Broadmoor in the public imagination is a place of Hallowe'en-worthy horror. Some of the country's most notorious criminals are housed at the high-security psychiatric hospital, including Yorkshire Ripper Peter Sutcliffe, found guilty of murdering 13 women, and serial killer Kenneth Erskine, the Stockwell Strangler. But as we saw in Broadmoor (ITV) a grimly informative, but not hugely revealing, documentary, in reality it's a more diverse, prosaic institution.

It took a five-year battle to allow cameras in to film inmates for the first time. As such, the two-part series had already made headlines with the more extreme details – six staff guarding the most violent patients; an average of five physical assaults a week – taking the edge off the promised "secrets revealed".

Problematic too was the necessary protection of patients' identities. Faces were blurred and details of crimes held back. What was fresh was the patients' openness: we met "Frank", a violent offender who described how a task chopping a fruit salad left him fighting the urge to attack. He resisted. "What an achievement. A year ago, most likely I would have done it," he told the camera.

There was "Daniel", an articulate 24-year-old who sat on his bed in an "assertive rehabilitation" ward, surrounded by science books and walls plastered with skilled charcoal portraits. He could have been mistaken for a university student. "I've been grateful to come here," he said. We were told 10 years ago he was convicted of a violent crime against his own family.

 

When the patients became unreliable story-tellers, we had psychiatrists and other staff. Yes, there was bleak detail – like the showing of a cupboard of self-styled weapons including sharpened plastic spoons – but the focus was on patients' progress and rehabilitation.
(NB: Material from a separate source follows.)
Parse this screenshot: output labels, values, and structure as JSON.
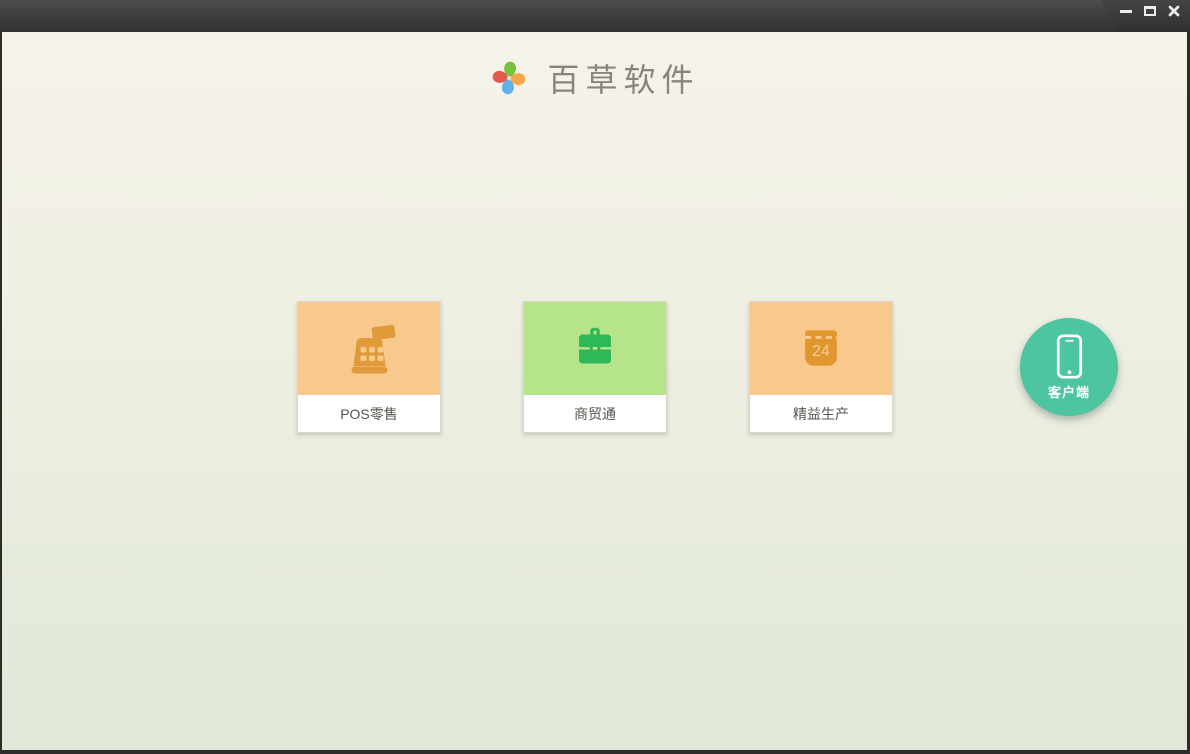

Cameras were ushered out twice. Once when a violent inmate resisting return to his room was escorted by nine staff who raced from the space like zoo-keepers fleeing a wild cat. That wasn't uncommon, we were told, as blood was mopped up.

This seemed to be the version of Broadmoor that Broadmoor wanted us to see. Perhaps to expect anything else is, like the common portrayal of the institution, unrealistic.